Catherine Coulter's Bombshell delivers a breakneck plot, magnetic characters and just enough romance to make everything sizzle -- that is to say, exactly what the world loves about her best-selling FBI series. Coulter's husband-and-wife FBI team of Dillon Savich and Lacey Sherlock are one of the most beloved crime-fighting duos in modern fiction. They're back in this seventeenth installment, seamlessly juggling the work of taking down criminals, raising a family, and training up a new generation of agents.
Savich sees great promise in Griffin Hammersmith, a hunky young officer with the face of a Greek god and an uncanny ability to sniff out crime. He invites Griffin to join his elite FBI squad in Washington, D.C. But Griffin's road trip to the capital is interrupted when his sister, Delsey, is found naked, unconscious, and covered in someone else's blood after a wild party at the home of a professor at her prestigious music college in Maestro, Virginia.
Griffin's investigation lands him in the middle of the Rockwellian college town. But behind the snow-covered bungalows, string quartets and smiling waitresses pouring an endless stream of sweet tea, Maestro harbors deadly secrets. Giggling groupies are willing to do anything for their famous music professors, and the town is infested with MS-13, one of the world's most notorious street gangs. Griffin soon realizes that finding the killer isn't just a matter of law enforcement -- it's a matter of saving his sister's life. But his investigation gets complicated when he falls for Delsey's best friend, Anna, a beautiful violinist with a big heart and an equally big secret.

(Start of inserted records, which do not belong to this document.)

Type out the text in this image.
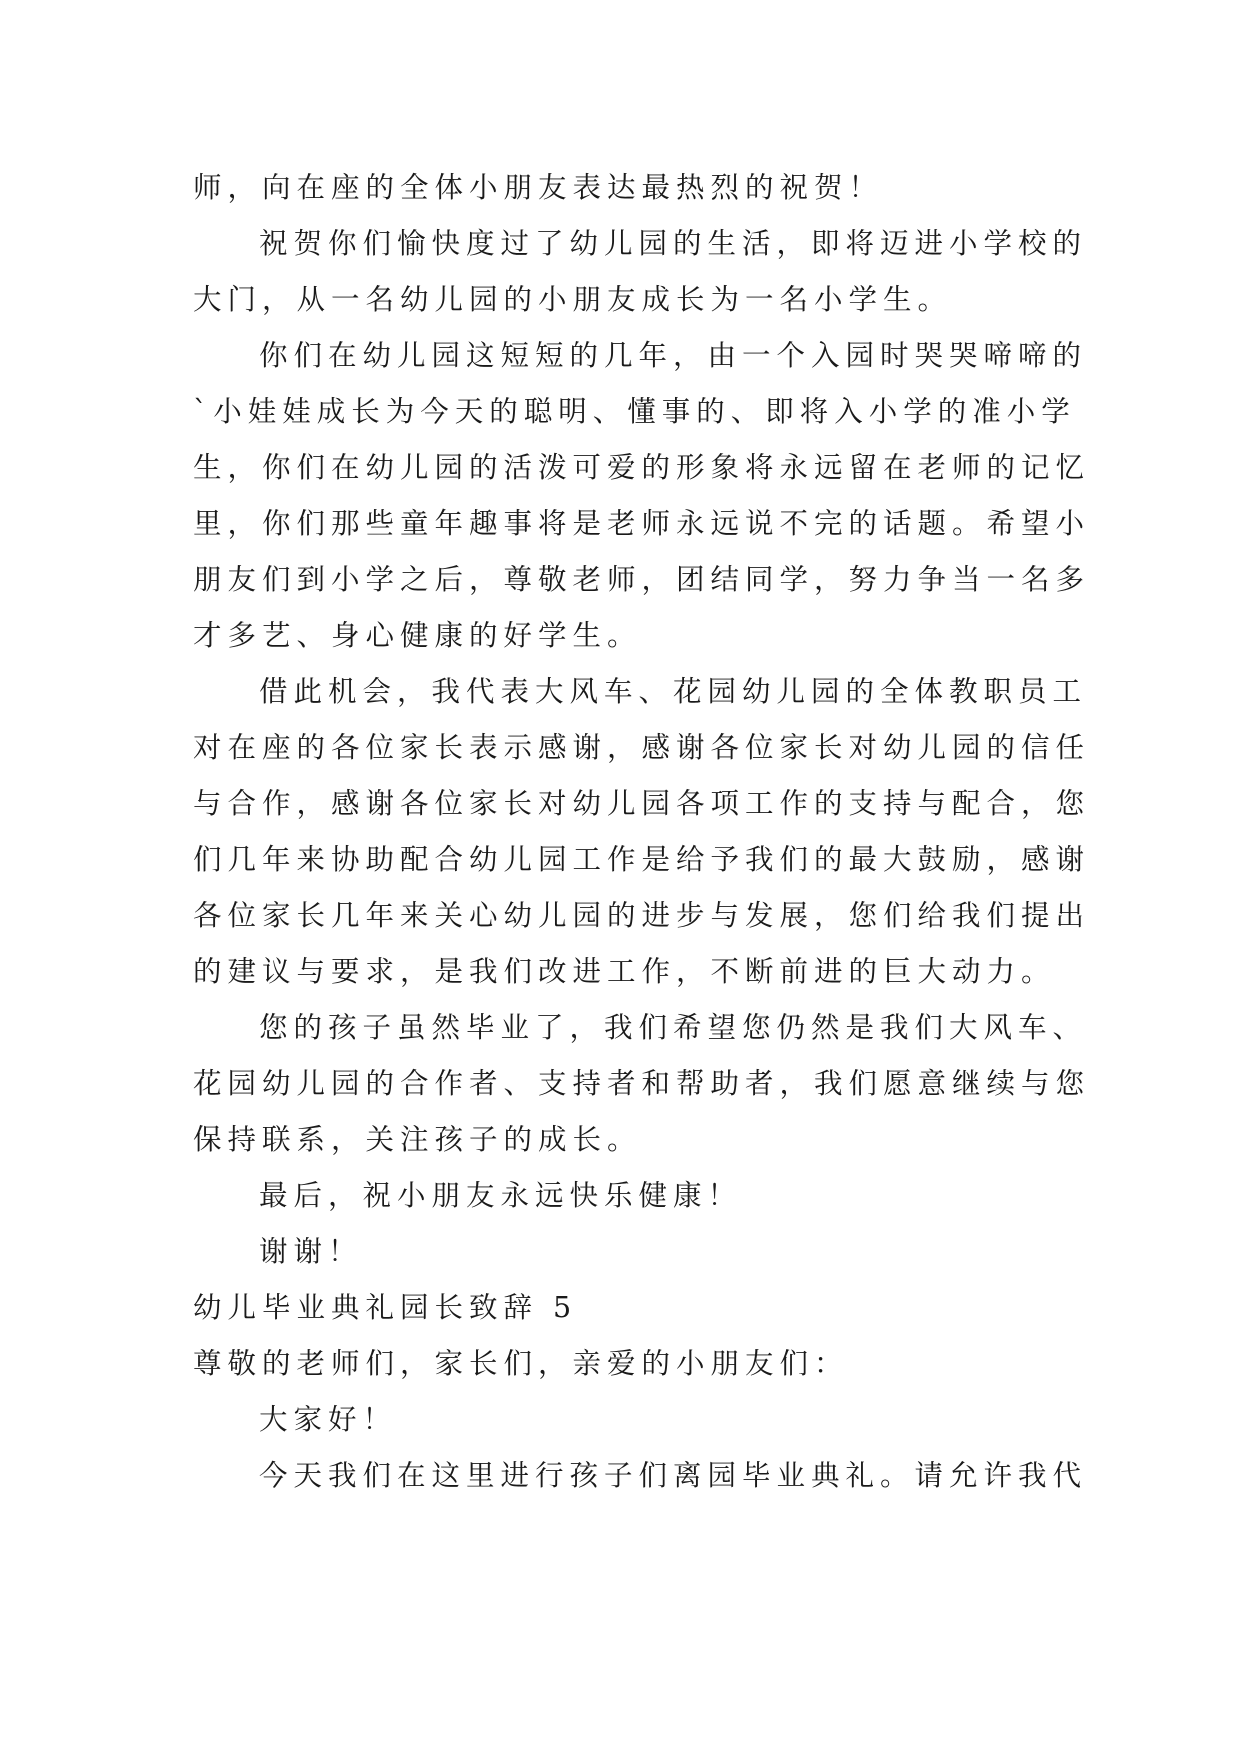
师，向在座的全体小朋友表达最热烈的祝贺！
祝贺你们愉快度过了幼儿园的生活，即将迈进小学校的
大门，从一名幼儿园的小朋友成长为一名小学生。
你们在幼儿园这短短的几年，由一个入园时哭哭啼啼的
`小娃娃成长为今天的聪明、懂事的、即将入小学的准小学
生，你们在幼儿园的活泼可爱的形象将永远留在老师的记忆
里，你们那些童年趣事将是老师永远说不完的话题。希望小
朋友们到小学之后，尊敬老师，团结同学，努力争当一名多
才多艺、身心健康的好学生。
借此机会，我代表大风车、花园幼儿园的全体教职员工
对在座的各位家长表示感谢，感谢各位家长对幼儿园的信任
与合作，感谢各位家长对幼儿园各项工作的支持与配合，您
们几年来协助配合幼儿园工作是给予我们的最大鼓励，感谢
各位家长几年来关心幼儿园的进步与发展，您们给我们提出
的建议与要求，是我们改进工作，不断前进的巨大动力。
您的孩子虽然毕业了，我们希望您仍然是我们大风车、
花园幼儿园的合作者、支持者和帮助者，我们愿意继续与您
保持联系，关注孩子的成长。
最后，祝小朋友永远快乐健康！
谢谢！
幼儿毕业典礼园长致辞 5
尊敬的老师们，家长们，亲爱的小朋友们：
大家好！
今天我们在这里进行孩子们离园毕业典礼。请允许我代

Meanwhile, the body of a young man is discovered at the foot of the Lincoln Memorial in D.C. Savich and Sherlock learn that the dead man is the grandson of the former Federal Reserve chairman. His murder may be revenge for his grandfather's role in the banking collapse -- or something even darker. After the killer posts photos of the corpse online, Savich and Sherlock must follow the trail down an Internet rabbit hole, through D.C.'s marble corridors of power, and into the shining homes of the city's richest and most ruthless politicians.
Hang on tight. The double-barreled plot explodes in the first chapter and doesn't slow down until the breathtaking end. With a masterful hand, Coulter will take you through the sinister secrets of small-town America and into the very center of the country's political power; from the base savagery of street gangs to the cutting-edge havoc that modern criminals commit with the stroke of a keyboard. Along the way, she explores the nature of power and the brutality that stems from it. Coulter deftly compares the drug-related violence that is truly a war in some cities with the questionable battles our politicians wage in D.C. and the violence in our personal lives that comes from compromising our principles. Only a writer as talented as Coulter could cover so much ground, while making the pages fly by the whole time.
As a prosecutor turned novelist, I'm picky about the crime fiction I read -- which is why Catherine Coulter is one of my favorite authors. Bombshell is yet another great novel from her. My one complaint is the book should come with a warning: Don't open this if you have any plans. Once you start, you won't be able to put it down.